IN THE HIGH COURT AT CALCUTTA
(CRIMINAL APPELLATE JURISDICTION)
C.R.A No. 480 of 2016
Jeher Ali Mondal
The State of West Bengal Ors.
Present : The Hon’ble Mr. Justice Siddhartha Chattopadhyay
For the Petitioner : Mrs. Rupna Bhattacharya Roy.
For the State : Mr. Saswata Gopal Mukherjee, ld. P.P.,
Mr. Imran Ali.
Heard On : 16.03.2017, 05.06.2017, 12.06.2017.
C.A.V. On : 12.06.2017.
Judgment Delivered On : 28.06.2017.
Siddhartha Chattopadhyay, J.:
Calling in question the legality and validity of the judgment and order
of conviction dated 20.06.2016 and 21.06.2016 passed by the learned
Additional Sessions Judge, 5th Court Barasat in connection with S.T. No.
2(4) of 2011, the appellant has preferred this appeal. By the impugned
judgment, the learned trial court has convicted the present accused
appellant under Section 498A of IPC and under Section 306 of the IPC.
2. In course of hearing, the learned Counsel appearing on behalf of
the appellant has submitted that there is no cogent evidence for which the
present accused appellant could be convicted. She has also referred to some
of the discrepancies in the evidence of the prosecution witnesses. According
to the appellant, if those were taken into consideration in its proper
perspectives the conviction would not lie.
3. Mr. Imran Ali appeared on behalf of the state practically could not
assist the court by making any submission rather he did not mention the
salient parts of the judgment.
4. On perusal of the impugned judgment passed by the learned trial
court it appears that the learned trial court did not rely on the alleged dying
declaration only on the ground that it was recorded by the police officer and
that there is no endorsement that the victim was conscious and there was
no such certificate from the concerned doctor that she was in a fit condition
to make declaration.
5. At the time of admission of appellant, this court vide order dated
, issued rule calling upon the appellant to show cause as to why
the order of acquittal under Section 302 of the IPC be not set aside.

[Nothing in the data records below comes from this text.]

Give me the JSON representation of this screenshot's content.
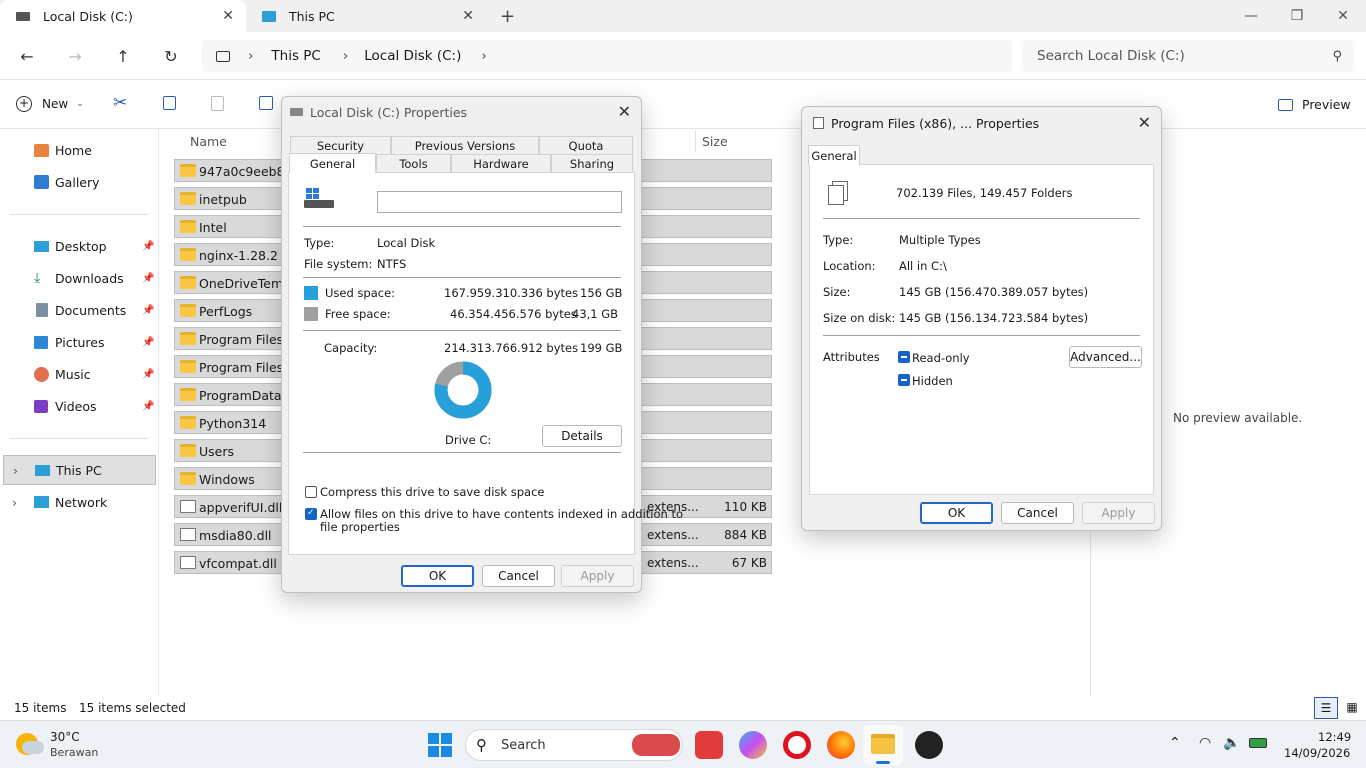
{
  "tabs": [
    {
      "title": "Local Disk (C:)",
      "active": true
    },
    {
      "title": "This PC",
      "active": false
    }
  ],
  "window_controls": {
    "minimize": "—",
    "restore": "❐",
    "close": "✕"
  },
  "address": {
    "segments": [
      "This PC",
      "Local Disk (C:)"
    ]
  },
  "search": {
    "placeholder": "Search Local Disk (C:)"
  },
  "commandbar": {
    "new_label": "New",
    "preview_label": "Preview"
  },
  "sidebar": {
    "quick": [
      {
        "label": "Home"
      },
      {
        "label": "Gallery"
      }
    ],
    "pinned": [
      {
        "label": "Desktop"
      },
      {
        "label": "Downloads"
      },
      {
        "label": "Documents"
      },
      {
        "label": "Pictures"
      },
      {
        "label": "Music"
      },
      {
        "label": "Videos"
      }
    ],
    "locations": [
      {
        "label": "This PC"
      },
      {
        "label": "Network"
      }
    ]
  },
  "filelist": {
    "headers": {
      "name": "Name",
      "size": "Size"
    },
    "rows": [
      {
        "name": "947a0c9eeb8ea3",
        "type": "",
        "size": "",
        "kind": "folder"
      },
      {
        "name": "inetpub",
        "type": "",
        "size": "",
        "kind": "folder"
      },
      {
        "name": "Intel",
        "type": "",
        "size": "",
        "kind": "folder"
      },
      {
        "name": "nginx-1.28.2",
        "type": "",
        "size": "",
        "kind": "folder"
      },
      {
        "name": "OneDriveTemp",
        "type": "",
        "size": "",
        "kind": "folder"
      },
      {
        "name": "PerfLogs",
        "type": "",
        "size": "",
        "kind": "folder"
      },
      {
        "name": "Program Files",
        "type": "",
        "size": "",
        "kind": "folder"
      },
      {
        "name": "Program Files (x",
        "type": "",
        "size": "",
        "kind": "folder"
      },
      {
        "name": "ProgramData",
        "type": "",
        "size": "",
        "kind": "folder"
      },
      {
        "name": "Python314",
        "type": "",
        "size": "",
        "kind": "folder"
      },
      {
        "name": "Users",
        "type": "",
        "size": "",
        "kind": "folder"
      },
      {
        "name": "Windows",
        "type": "",
        "size": "",
        "kind": "folder"
      },
      {
        "name": "appverifUI.dll",
        "type": "extens...",
        "size": "110 KB",
        "kind": "dll"
      },
      {
        "name": "msdia80.dll",
        "type": "extens...",
        "size": "884 KB",
        "kind": "dll"
      },
      {
        "name": "vfcompat.dll",
        "type": "extens...",
        "size": "67 KB",
        "kind": "dll"
      }
    ]
  },
  "preview": {
    "empty_text": "No preview available."
  },
  "status": {
    "items_count": "15 items",
    "selected_count": "15 items selected"
  },
  "drive_dialog": {
    "title": "Local Disk (C:) Properties",
    "tabs_row1": [
      "Security",
      "Previous Versions",
      "Quota"
    ],
    "tabs_row2": [
      "General",
      "Tools",
      "Hardware",
      "Sharing"
    ],
    "type_label": "Type:",
    "type_value": "Local Disk",
    "fs_label": "File system:",
    "fs_value": "NTFS",
    "used_label": "Used space:",
    "used_bytes": "167.959.310.336 bytes",
    "used_gb": "156 GB",
    "free_label": "Free space:",
    "free_bytes": "46.354.456.576 bytes",
    "free_gb": "43,1 GB",
    "capacity_label": "Capacity:",
    "capacity_bytes": "214.313.766.912 bytes",
    "capacity_gb": "199 GB",
    "used_fraction": 0.784,
    "used_color": "#26a0da",
    "free_color": "#a0a0a0",
    "drive_label": "Drive C:",
    "details_button": "Details",
    "compress_label": "Compress this drive to save disk space",
    "index_label_1": "Allow files on this drive to have contents indexed in addition to",
    "index_label_2": "file properties",
    "ok": "OK",
    "cancel": "Cancel",
    "apply": "Apply"
  },
  "folder_dialog": {
    "title": "Program Files (x86), ... Properties",
    "tab": "General",
    "summary": "702.139 Files, 149.457 Folders",
    "type_label": "Type:",
    "type_value": "Multiple Types",
    "location_label": "Location:",
    "location_value": "All in C:\\",
    "size_label": "Size:",
    "size_value": "145 GB (156.470.389.057 bytes)",
    "sod_label": "Size on disk:",
    "sod_value": "145 GB (156.134.723.584 bytes)",
    "attributes_label": "Attributes",
    "readonly_label": "Read-only",
    "hidden_label": "Hidden",
    "advanced_button": "Advanced...",
    "ok": "OK",
    "cancel": "Cancel",
    "apply": "Apply"
  },
  "taskbar": {
    "weather_temp": "30°C",
    "weather_desc": "Berawan",
    "search_label": "Search",
    "time": "12:49",
    "date": "14/09/2026"
  }
}
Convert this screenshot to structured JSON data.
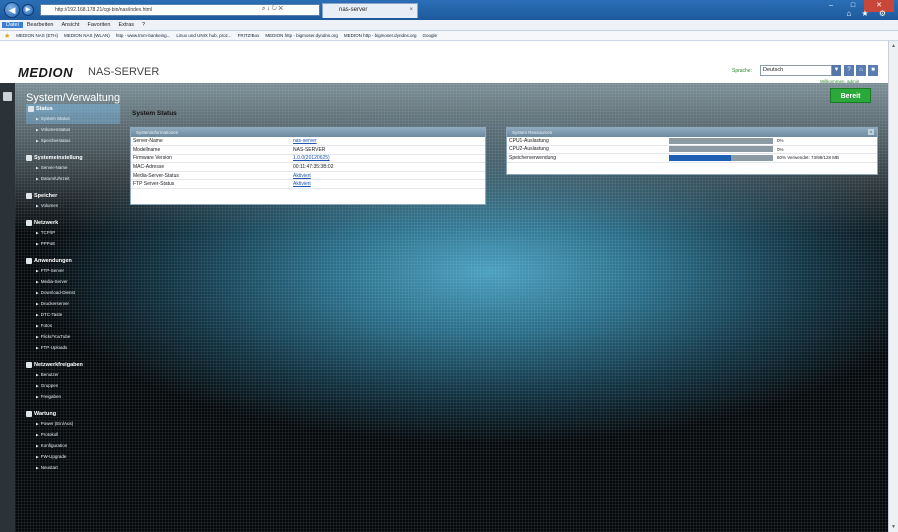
{
  "browser": {
    "address": "http://192.168.178.21/cgi-bin/nas/index.html",
    "address_controls": "⌕ ↓ ↻ ✕",
    "tab_title": "nas-server",
    "tab_close": "×",
    "menu": [
      "Datei",
      "Bearbeiten",
      "Ansicht",
      "Favoriten",
      "Extras",
      "?"
    ],
    "favorites": [
      "MEDION NAS (ETH)",
      "MEDION NAS (WLAN)",
      "http - www.tmm-bankeing...",
      "Linux und UNIX hub, proz...",
      "FRITZ!Box",
      "MEDION http - bigmoser.dyndns.org",
      "MEDION http - bigmoser.dyndns.org",
      "Google"
    ],
    "window_buttons": [
      "–",
      "□",
      "✕"
    ],
    "toolbar_icons": "⌂ ★ ⚙"
  },
  "header": {
    "logo": "MEDION",
    "product": "NAS-SERVER",
    "language_label": "Sprache:",
    "language_value": "Deutsch",
    "user_line": "Willkommen, admin"
  },
  "page": {
    "section_title": "System/Verwaltung",
    "status_button": "Bereit",
    "content_title": "System Status"
  },
  "sidebar": [
    {
      "label": "Status",
      "active": true,
      "items": [
        {
          "label": "System Status",
          "active": true
        },
        {
          "label": "Volumenstatus",
          "active": false
        },
        {
          "label": "Speicherstatus",
          "active": false
        }
      ]
    },
    {
      "label": "Systemeinstellung",
      "active": false,
      "items": [
        {
          "label": "Server-Name",
          "active": false
        },
        {
          "label": "Datum/Uhrzeit",
          "active": false
        }
      ]
    },
    {
      "label": "Speicher",
      "active": false,
      "items": [
        {
          "label": "Volumen",
          "active": false
        }
      ]
    },
    {
      "label": "Netzwerk",
      "active": false,
      "items": [
        {
          "label": "TCP/IP",
          "active": false
        },
        {
          "label": "PPPoE",
          "active": false
        }
      ]
    },
    {
      "label": "Anwendungen",
      "active": false,
      "items": [
        {
          "label": "FTP-Server",
          "active": false
        },
        {
          "label": "Media-Server",
          "active": false
        },
        {
          "label": "Download-Dienst",
          "active": false
        },
        {
          "label": "Druckerserver",
          "active": false
        },
        {
          "label": "DTC-Taste",
          "active": false
        },
        {
          "label": "Fotos",
          "active": false
        },
        {
          "label": "Flickr/YouTube",
          "active": false
        },
        {
          "label": "FTP-Uploads",
          "active": false
        }
      ]
    },
    {
      "label": "Netzwerkfreigaben",
      "active": false,
      "items": [
        {
          "label": "Benutzer",
          "active": false
        },
        {
          "label": "Gruppen",
          "active": false
        },
        {
          "label": "Freigaben",
          "active": false
        }
      ]
    },
    {
      "label": "Wartung",
      "active": false,
      "items": [
        {
          "label": "Power (Ein/Aus)",
          "active": false
        },
        {
          "label": "Protokoll",
          "active": false
        },
        {
          "label": "Konfiguration",
          "active": false
        },
        {
          "label": "FW-Upgrade",
          "active": false
        },
        {
          "label": "Neustart",
          "active": false
        }
      ]
    }
  ],
  "system_info": {
    "title": "Systeminformationen",
    "rows": [
      {
        "label": "Server-Name",
        "value": "nas-server",
        "link": true
      },
      {
        "label": "Modellname",
        "value": "NAS-SERVER",
        "link": false
      },
      {
        "label": "Firmware Version",
        "value": "1.0.0(20120625)",
        "link": true
      },
      {
        "label": "MAC-Adresse",
        "value": "00:11:47:35:3B:02",
        "link": false
      },
      {
        "label": "Media-Server-Status",
        "value": "Aktiviert",
        "link": true
      },
      {
        "label": "FTP Server-Status",
        "value": "Aktiviert",
        "link": true
      }
    ]
  },
  "system_resources": {
    "title": "System Ressourcen",
    "close": "x",
    "rows": [
      {
        "label": "CPU1-Auslastung",
        "value": "0%",
        "percent": 0
      },
      {
        "label": "CPU2-Auslastung",
        "value": "0%",
        "percent": 0
      },
      {
        "label": "Speicherverwendung",
        "value": "60% Verwendet: 73/98/128 MB",
        "percent": 60
      }
    ]
  }
}
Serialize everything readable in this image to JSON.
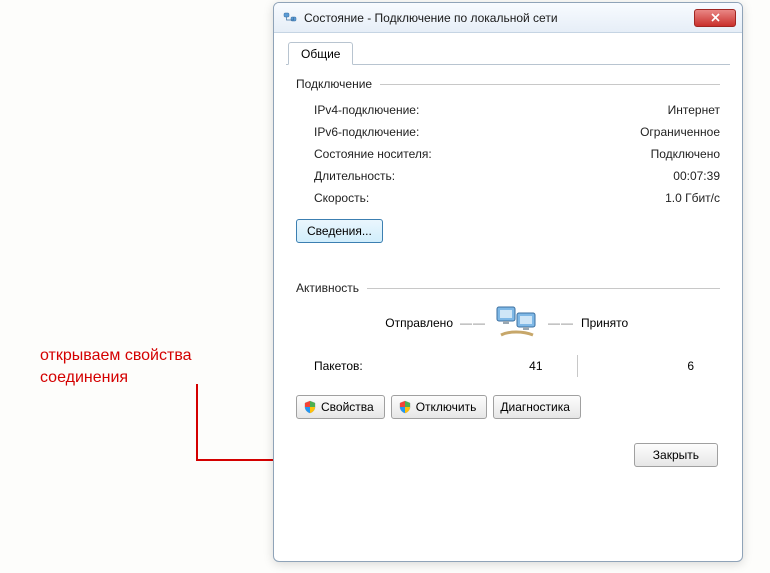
{
  "annotation": {
    "line1": "открываем свойства",
    "line2": "соединения"
  },
  "window": {
    "title": "Состояние - Подключение по локальной сети"
  },
  "tabs": {
    "general": "Общие"
  },
  "connection": {
    "header": "Подключение",
    "rows": {
      "ipv4": {
        "label": "IPv4-подключение:",
        "value": "Интернет"
      },
      "ipv6": {
        "label": "IPv6-подключение:",
        "value": "Ограниченное"
      },
      "media": {
        "label": "Состояние носителя:",
        "value": "Подключено"
      },
      "duration": {
        "label": "Длительность:",
        "value": "00:07:39"
      },
      "speed": {
        "label": "Скорость:",
        "value": "1.0 Гбит/с"
      }
    },
    "details_btn": "Сведения..."
  },
  "activity": {
    "header": "Активность",
    "sent_label": "Отправлено",
    "received_label": "Принято",
    "packets_label": "Пакетов:",
    "sent_packets": "41",
    "received_packets": "6"
  },
  "buttons": {
    "properties": "Свойства",
    "disable": "Отключить",
    "diagnose": "Диагностика",
    "close": "Закрыть"
  }
}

6. At the time of argument learned Counsel appearing on behalf of the
state did not make any submission on this point.
7. However, there are significant changes of judicial verdicts in
connection with ‘dying declaration’. Initially the decision reported in
Paparambaka Rosamma -Vs.- State of Andhra Pradesh reported in 1999
SCC (Cri.) 1361 and another decision of Koli Chunilal Savji -Vs.- State of
Gujarat reported in (2000) SCC (Cri.) 432, were frequently considered and
adopted by the criminal courts. Since there were some sorts of contradictory
finding, a five man bench was constituted by the Hon’ble Apex Court and
the said bench has decided the ratio in Laxman -Vs.- State of Maharashtra
reported in (2002) 6 SCC 710.
8. So, now the present position is law such that the certificate by the
doctor regarding the mental stress of the victim is not required, if it is
proved otherwise. Since it is recorded by the police officer that cannot be the
only reason for discarding the dying declaration. Accordingly, I am of the
view that the judgment passed by the learned trial court should be set aside.
The instant case be remanded with the direction to the learned trial court to
consider the applicability of Section 302 of the IPC also in this connection
and to consider the dying declaration afresh. The learned trial court shall
hear the matter afresh after giving opportunity to both sides, without being
influenced by the observation made above, positively within a month from
the date of receipt of a copy of this order. C.R.A. 480 of 2016 stands
disposed of in the manner as indicated above.
9. Let a copy of this order and LCR be sent to the learned Court
below at once for information and taking necessary action.
10. Urgent certified photocopy of this order, if applied for, be
supplied to the parties upon compliance with all requisite formalities.